Simon Janszen liep de hal uit. Bij de deur draaide hij zich nog even om. In zijn ogen glansde triomf.
Het nachtelijk Amsterdam bood nog veel verkeer. Vooral in de binnenstad scheen de drukte nooit te luwen. De oude Beurs van Berlage hing dag en nacht in de benzinedampen.
Ze reden met hun oude politiewagen achter het Koninklijk Paleis om naar de Raadhuisstraat. Vledder reageerde bekwaam op een auto, die plotseling met grote snelheid de Westermarkt overstak. De jonge rechercheur vloekte hardgrondig. ‘Bezopen,’ siste hij tussen zijn tanden. ‘We zouden ’s nachts veel meer controles moeten houden.’
De Cock knikte ongeïnteresseerd. Zijn gedachten verwijlden niet bij de perikelen van het verkeer.

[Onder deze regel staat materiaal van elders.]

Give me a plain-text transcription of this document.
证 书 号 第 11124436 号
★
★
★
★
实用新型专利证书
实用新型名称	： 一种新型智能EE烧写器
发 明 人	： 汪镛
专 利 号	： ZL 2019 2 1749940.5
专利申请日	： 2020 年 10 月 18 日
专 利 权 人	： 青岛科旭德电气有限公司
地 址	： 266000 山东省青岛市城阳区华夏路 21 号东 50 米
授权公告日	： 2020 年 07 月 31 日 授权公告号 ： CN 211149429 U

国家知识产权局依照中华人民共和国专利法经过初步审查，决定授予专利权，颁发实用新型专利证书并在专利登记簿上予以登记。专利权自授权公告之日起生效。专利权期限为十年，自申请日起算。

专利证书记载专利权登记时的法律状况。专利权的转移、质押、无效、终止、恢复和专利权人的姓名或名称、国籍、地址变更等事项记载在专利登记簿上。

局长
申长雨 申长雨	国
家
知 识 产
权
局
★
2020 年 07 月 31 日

‘Josephus Cornelis Losser,’ dacht hij hardop, ‘oud achtenvijftig jaar, leraar Engels, actief sportman, coach en trainer van een dameshockeyploeg.’ Hij grinnikte voor zich uit. ‘Actief sportman… logisch dat ik hem niet kon bijbenen.’
‘Was hij getrouwd?’
De Cock trok zijn schouders op.
‘Dat weet ik niet. Als ik mij goed herinner, droeg hij wel een trouwring. Maar dat zegt natuurlijk niet zo veel. We zullen zijn identiteit… zijn achtergronden morgen nader moeten uitdiepen. De bescheiden die hij bij zich had, heb ik even vluchtig doorgenomen. Daar viel verder niets uit op te maken.’
‘Waar woonde hij?’
‘Aan de overkant van het IJ. Amsterdam-Noord, Meidoornweg.’‘Niet zo riant.’

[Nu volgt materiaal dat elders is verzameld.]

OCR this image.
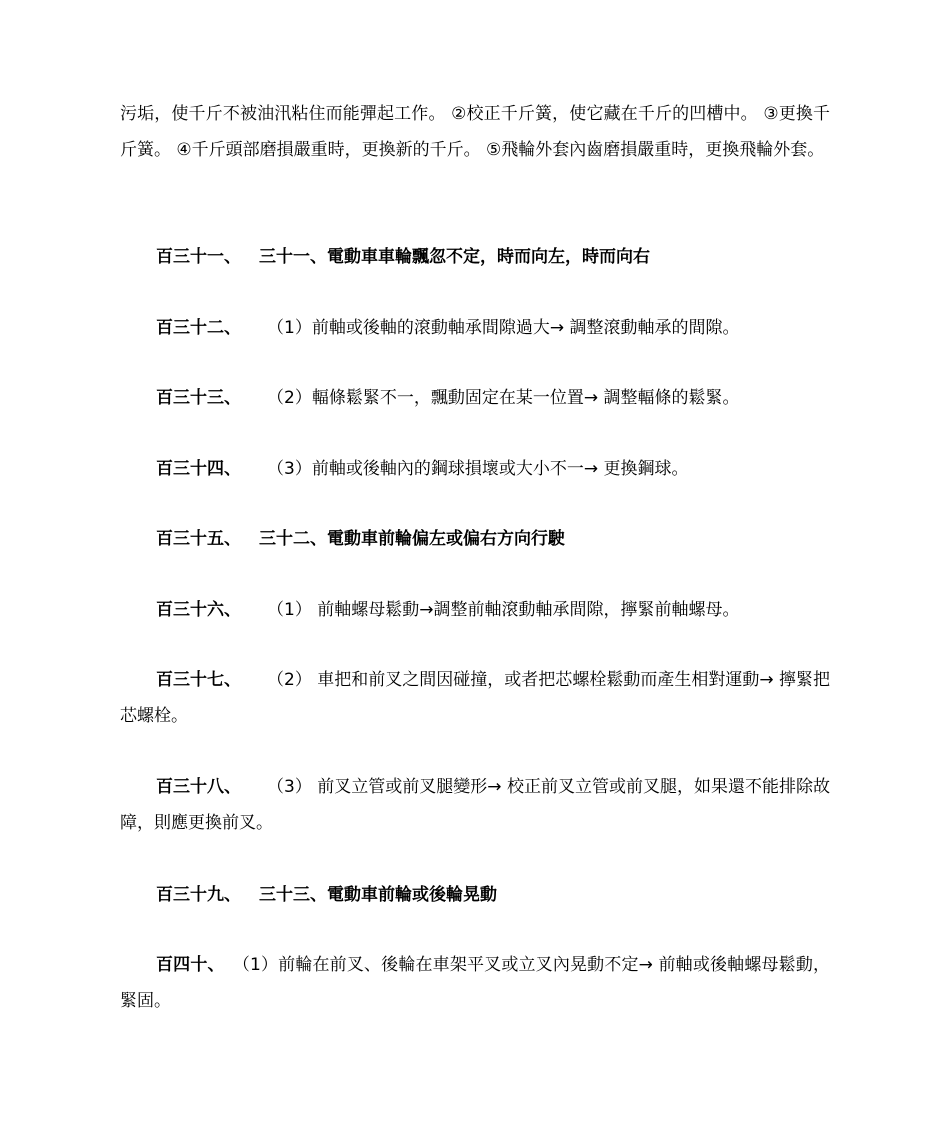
污垢，使千斤不被油汛粘住而能彈起工作。 ②校正千斤簧，使它藏在千斤的凹槽中。 ③更換千斤簧。 ④千斤頭部磨損嚴重時，更換新的千斤。 ⑤飛輪外套內齒磨損嚴重時，更換飛輪外套。

百三十一、 三十一、電動車車輪飄忽不定，時而向左，時而向右

百三十二、 （1）前軸或後軸的滾動軸承間隙過大→ 調整滾動軸承的間隙。

百三十三、 （2）輻條鬆緊不一，飄動固定在某一位置→ 調整輻條的鬆緊。

百三十四、 （3）前軸或後軸內的鋼球損壞或大小不一→ 更換鋼球。

百三十五、 三十二、電動車前輪偏左或偏右方向行駛

百三十六、 （1） 前軸螺母鬆動→調整前軸滾動軸承間隙，擰緊前軸螺母。

百三十七、 （2） 車把和前叉之間因碰撞，或者把芯螺栓鬆動而產生相對運動→ 擰緊把芯螺栓。

百三十八、 （3） 前叉立管或前叉腿變形→ 校正前叉立管或前叉腿，如果還不能排除故障，則應更換前叉。

百三十九、 三十三、電動車前輪或後輪晃動

百四十、 （1）前輪在前叉、後輪在車架平叉或立叉內晃動不定→ 前軸或後軸螺母鬆動，緊固。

De Cock schudde zijn hoofd.
‘Niet zo riant als de drie andere heren met dezelfde tatoeage.’ Vledder zuchtte diep.
‘Hij moet van dichtbij zijn neergeschoten met een wapen van een zwaar kaliber.’
‘Hoe kom je daarop?’
‘De kogels hebben aan de achterzijde het lichaam weer verlaten.’‘Heb je dat gezien?’
Vledder knikte.
‘Toen de broeders het lijk op de brancard legden, heb ik even op de rug gevoeld of er mogelijk kogels tussen de kleding waren blijven steken.’
‘En?’
‘Er waren geen kogels. Ik had wel direct mijn handen vol bloed.’ De Cock kneep zijn lippen op elkaar. ‘Ik vind het kil. Onmenselijk. De opzet van deze moord heeft wel iets weg van een executie.’

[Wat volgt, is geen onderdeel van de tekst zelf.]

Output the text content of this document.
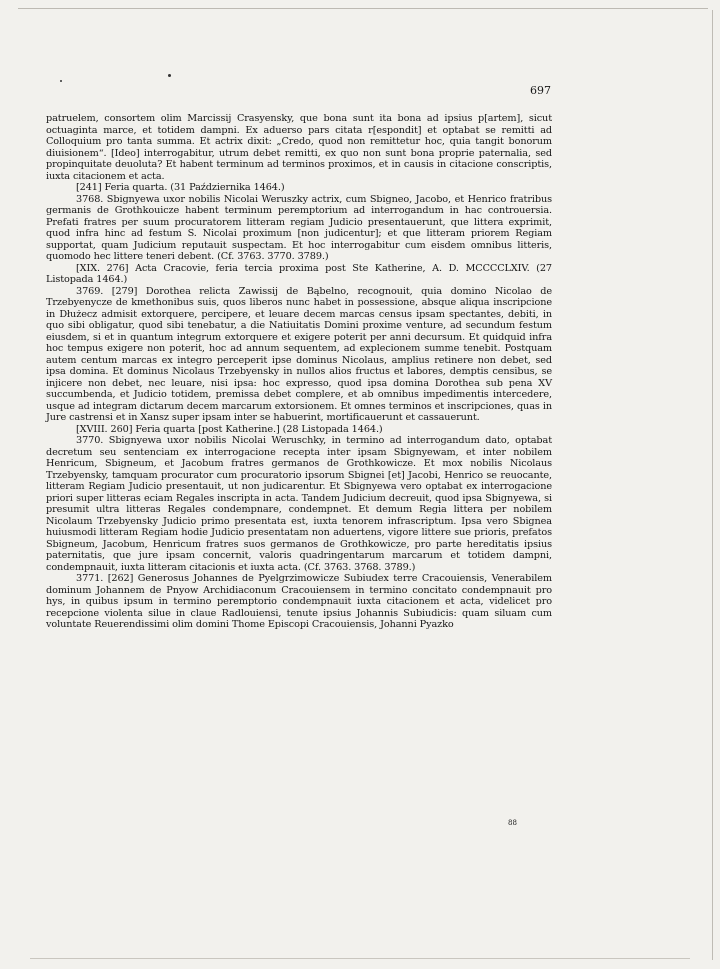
697

patruelem, consortem olim Marcissij Crasyensky, que bona sunt ita bona ad ipsius p[artem], sicut octuaginta marce, et totidem dampni. Ex aduerso pars citata r[espondit] et optabat se remitti ad Colloquium pro tanta summa. Et actrix dixit: „Credo, quod non remittetur hoc, quia tangit bonorum diuisionem“. [Ideo] interrogabitur, utrum debet remitti, ex quo non sunt bona proprie paternalia, sed propinquitate deuoluta? Et habent terminum ad terminos proximos, et in causis in citacione conscriptis, iuxta citacionem et acta.

[241] Feria quarta. (31 Października 1464.)

3768. Sbignyewa uxor nobilis Nicolai Weruszky actrix, cum Sbigneo, Jacobo, et Henrico fratribus germanis de Grothkouicze habent terminum peremptorium ad interrogandum in hac controuersia. Prefati fratres per suum procuratorem litteram regiam Judicio presentauerunt, que littera exprimit, quod infra hinc ad festum S. Nicolai proximum [non judicentur]; et que litteram priorem Regiam supportat, quam Judicium reputauit suspectam. Et hoc interrogabitur cum eisdem omnibus litteris, quomodo hec littere teneri debent. (Cf. 3763. 3770. 3789.)

[XIX. 276] Acta Cracovie, feria tercia proxima post Ste Katherine, A. D. MCCCCLXIV. (27 Listopada 1464.)

3769. [279] Dorothea relicta Zawissij de Bąbelno, recognouit, quia domino Nicolao de Trzebyenycze de kmethonibus suis, quos liberos nunc habet in possessione, absque aliqua inscripcione in Dłużecz admisit extorquere, percipere, et leuare decem marcas census ipsam spectantes, debiti, in quo sibi obligatur, quod sibi tenebatur, a die Natiuitatis Domini proxime venture, ad secundum festum eiusdem, si et in quantum integrum extorquere et exigere poterit per anni decursum. Et quidquid infra hoc tempus exigere non poterit, hoc ad annum sequentem, ad explecionem summe tenebit. Postquam autem centum marcas ex integro perceperit ipse dominus Nicolaus, amplius retinere non debet, sed ipsa domina. Et dominus Nicolaus Trzebyensky in nullos alios fructus et labores, demptis censibus, se injicere non debet, nec leuare, nisi ipsa: hoc expresso, quod ipsa domina Dorothea sub pena XV succumbenda, et Judicio totidem, premissa debet complere, et ab omnibus impedimentis intercedere, usque ad integram dictarum decem marcarum extorsionem. Et omnes terminos et inscripciones, quas in Jure castrensi et in Xansz super ipsam inter se habuerint, mortificauerunt et cassauerunt.

[XVIII. 260] Feria quarta [post Katherine.] (28 Listopada 1464.)

3770. Sbignyewa uxor nobilis Nicolai Weruschky, in termino ad interrogandum dato, optabat decretum seu sentenciam ex interrogacione recepta inter ipsam Sbignyewam, et inter nobilem Henricum, Sbigneum, et Jacobum fratres germanos de Grothkowicze. Et mox nobilis Nicolaus Trzebyensky, tamquam procurator cum procuratorio ipsorum Sbignei [et] Jacobi, Henrico se reuocante, litteram Regiam Judicio presentauit, ut non judicarentur. Et Sbignyewa vero optabat ex interrogacione priori super litteras eciam Regales inscripta in acta. Tandem Judicium decreuit, quod ipsa Sbignyewa, si presumit ultra litteras Regales condempnare, condempnet. Et demum Regia littera per nobilem Nicolaum Trzebyensky Judicio primo presentata est, iuxta tenorem infrascriptum. Ipsa vero Sbignea huiusmodi litteram Regiam hodie Judicio presentatam non aduertens, vigore littere sue prioris, prefatos Sbigneum, Jacobum, Henricum fratres suos germanos de Grothkowicze, pro parte hereditatis ipsius paternitatis, que jure ipsam concernit, valoris quadringentarum marcarum et totidem dampni, condempnauit, iuxta litteram citacionis et iuxta acta. (Cf. 3763. 3768. 3789.)

3771. [262] Generosus Johannes de Pyelgrzimowicze Subiudex terre Cracouiensis, Venerabilem dominum Johannem de Pnyow Archidiaconum Cracouiensem in termino concitato condempnauit pro hys, in quibus ipsum in termino peremptorio condempnauit iuxta citacionem et acta, videlicet pro recepcione violenta silue in claue Radlouiensi, tenute ipsius Johannis Subiudicis: quam siluam cum voluntate Reuerendissimi olim domini Thome Episcopi Cracouiensis, Johanni Pyazko

88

‘Je bedoelt iemand van dichtbij een paar kogels door zijn lijf jagen.’
De Cock knikte.
‘Ik heb wel eens de stille hoop gekoesterd dat Josephus Cornelis Losser… mijn mysterieuze lifter… contact met mij zou opnemen.’ Vledder keek hem verwonderd aan.
‘Hij is toch bij die moord op Mareille van Luxwoude betrokken… dan kan je toch onmogelijk verwachten dat hij zich bij ons meldt.’
De Cock schudde wat wrevelig zijn hoofd.
‘Als hier inderdaad sprake is van een executie, dan moet die Losser toch geweten hebben… of gevoeld dat zijn leven gevaar liep.’‘Volgens jou had hij beter opening van zaken kunnen geven?’ De Cock staarde triest voor zich uit.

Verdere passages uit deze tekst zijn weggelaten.